За окном тянулись сибирские леса, рубленые, вековые, станционные постройки. Полковник подумал, какую трудную работу проделали строители сибирской железной дороги. Прежде Краснову это и в голову не приходило, но вот накануне войны с Японией он впервые проехал сибирским путём и понял, как трудно всё досталось России. И не капиталы, вложенные в дорогу, не инженерная планировка поразили его, а строители, мужики, которые прокладывали рельсы, насыпали гравий, укладывали шпалы. Всю грандиозность инженерной мысли наши мужики воплотили своими руками: топорами рубили лес, на тачках подвозили песок. Тогда-то он по-настоящему прочувствовал строки Некрасова: «Труд этот, Ваня, был страшно тяжёлый, не совладать одному...»
Краснов пригладил ладонью волосы, тронутые редкой сединой.
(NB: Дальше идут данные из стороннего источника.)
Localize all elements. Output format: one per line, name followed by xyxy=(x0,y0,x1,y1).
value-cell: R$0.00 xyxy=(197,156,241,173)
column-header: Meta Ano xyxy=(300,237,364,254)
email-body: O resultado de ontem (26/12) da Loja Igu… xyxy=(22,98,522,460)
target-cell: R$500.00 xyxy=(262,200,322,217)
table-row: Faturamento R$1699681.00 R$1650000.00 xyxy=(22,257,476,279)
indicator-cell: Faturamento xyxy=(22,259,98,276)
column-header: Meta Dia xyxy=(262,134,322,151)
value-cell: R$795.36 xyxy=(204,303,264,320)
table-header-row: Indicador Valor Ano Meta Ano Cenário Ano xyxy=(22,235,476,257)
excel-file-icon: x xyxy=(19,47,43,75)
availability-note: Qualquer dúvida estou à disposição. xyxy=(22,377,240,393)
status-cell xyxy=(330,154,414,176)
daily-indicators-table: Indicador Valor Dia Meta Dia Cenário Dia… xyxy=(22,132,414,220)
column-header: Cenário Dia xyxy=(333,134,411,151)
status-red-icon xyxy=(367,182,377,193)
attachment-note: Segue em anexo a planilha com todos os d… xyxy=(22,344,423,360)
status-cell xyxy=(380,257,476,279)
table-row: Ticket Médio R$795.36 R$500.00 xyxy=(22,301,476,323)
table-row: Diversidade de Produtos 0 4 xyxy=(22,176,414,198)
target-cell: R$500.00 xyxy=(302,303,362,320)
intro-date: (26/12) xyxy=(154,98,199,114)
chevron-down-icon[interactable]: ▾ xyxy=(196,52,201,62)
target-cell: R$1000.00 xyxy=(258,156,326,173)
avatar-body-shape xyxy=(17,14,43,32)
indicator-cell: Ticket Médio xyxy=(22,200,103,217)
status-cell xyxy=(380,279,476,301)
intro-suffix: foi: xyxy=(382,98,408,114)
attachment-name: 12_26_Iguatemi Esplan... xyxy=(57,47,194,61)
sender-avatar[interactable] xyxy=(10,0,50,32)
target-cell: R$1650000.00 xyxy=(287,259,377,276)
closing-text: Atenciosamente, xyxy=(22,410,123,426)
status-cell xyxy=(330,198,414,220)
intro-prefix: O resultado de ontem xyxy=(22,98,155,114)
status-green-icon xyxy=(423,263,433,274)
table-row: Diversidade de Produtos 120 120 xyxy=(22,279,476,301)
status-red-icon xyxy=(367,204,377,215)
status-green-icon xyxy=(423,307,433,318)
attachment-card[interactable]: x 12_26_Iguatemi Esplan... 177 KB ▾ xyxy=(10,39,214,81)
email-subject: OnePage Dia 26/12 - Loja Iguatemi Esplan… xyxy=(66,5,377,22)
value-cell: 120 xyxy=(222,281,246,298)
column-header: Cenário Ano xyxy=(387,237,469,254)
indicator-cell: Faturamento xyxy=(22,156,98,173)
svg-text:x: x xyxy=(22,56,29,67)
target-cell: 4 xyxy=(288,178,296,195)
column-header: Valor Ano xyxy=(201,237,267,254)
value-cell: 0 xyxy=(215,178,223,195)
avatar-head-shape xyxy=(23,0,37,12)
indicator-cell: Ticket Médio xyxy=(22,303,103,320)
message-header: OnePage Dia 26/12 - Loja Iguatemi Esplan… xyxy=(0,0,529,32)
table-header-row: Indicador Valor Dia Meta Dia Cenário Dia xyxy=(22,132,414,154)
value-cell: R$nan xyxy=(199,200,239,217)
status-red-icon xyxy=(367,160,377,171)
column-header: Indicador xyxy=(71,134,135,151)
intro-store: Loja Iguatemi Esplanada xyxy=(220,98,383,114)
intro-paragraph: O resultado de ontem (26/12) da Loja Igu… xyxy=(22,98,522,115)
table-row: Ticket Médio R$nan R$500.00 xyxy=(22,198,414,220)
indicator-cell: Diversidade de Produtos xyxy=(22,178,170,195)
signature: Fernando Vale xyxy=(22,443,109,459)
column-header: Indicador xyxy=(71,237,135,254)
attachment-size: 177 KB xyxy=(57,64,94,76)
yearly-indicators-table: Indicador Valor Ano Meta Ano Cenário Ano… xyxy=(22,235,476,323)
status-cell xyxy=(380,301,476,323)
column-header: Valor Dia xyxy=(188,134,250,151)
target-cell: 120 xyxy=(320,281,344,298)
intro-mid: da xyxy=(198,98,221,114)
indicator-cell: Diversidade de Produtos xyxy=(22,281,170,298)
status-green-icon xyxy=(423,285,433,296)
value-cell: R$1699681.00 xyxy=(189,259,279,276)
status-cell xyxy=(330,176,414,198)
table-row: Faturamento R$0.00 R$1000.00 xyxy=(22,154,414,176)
Сорок четвёртый год живёт он, сколько повидал, поездил. О многом уже написал, а сколько ещё предстоит написать...
Изредка поезд подавал сигналы, они замирали в тайге. Таёжная глушь проглатывала паровозный дым. Скоро поезд пересечёт уральский каменный пояс, и тогда потянется за окнами вагона европейская Россия.
В Санкт-Петербурге Краснов задерживаться не намеревался: дня три-четыре проведёт дома, побывает в Главном Управлении Казачьих Войск, и отправится в Варшаву, а за ней и в Замостье.
Глава 3
На вторые сутки пополнение 9-го и 10-го Донских полков прибыло в Замостье. День клонился к вечеру. Старослужащие окружили вновь приехавших, выискивали станичников, узнавали новости из дома. Казаки шумели, гомонили. Шандыба повстречался со второгодком Стёпкой Усом, хуторским соседом. Иван достал из торбы свёрток с подарками от родителей Степана:
— Отец с матерью кланяться велели. Урожай ноне добрый, кобыла ожеребилась. Любку, сестру твою, замуж готовят — на Покрова свадьбу справят. Ну, а иди тут служба?
— Служба как служба, послужишь — понюхаешь.
— Слышь, Стёпка, сказывают, у вас полковником его превосходительство Краснов?
— Днями приехал. Тебе-то откель известен?
— Позапрошлым летом в Миллерово на станцию отвозил.
— Куды как знакомец. У соседа забор горел, наш кобель зад грел.
— Гляди, Стёпка, я и обидеться могу.
— Чего там. В одной сотне служить будем, а наш есаул Гаража ого как вашего брата чтит. Он вас до седьмого пота гонять будет.
— Не пужай, аль забыл станичного урядника Пантелея? Чай, помнишь, как он нас не миловал.
— То был Пантелей, а это Гаража. Ну, довольно. За передачу и поклон спасибо. По службе во всём за меня держись. Да торбу, ежели ишшо чего домашнего осталось, доглядай. Хлопцы наши враз опорожнят.
2
Курултай — съезд, общее собрание у некоторых монгольских и тюркских народов.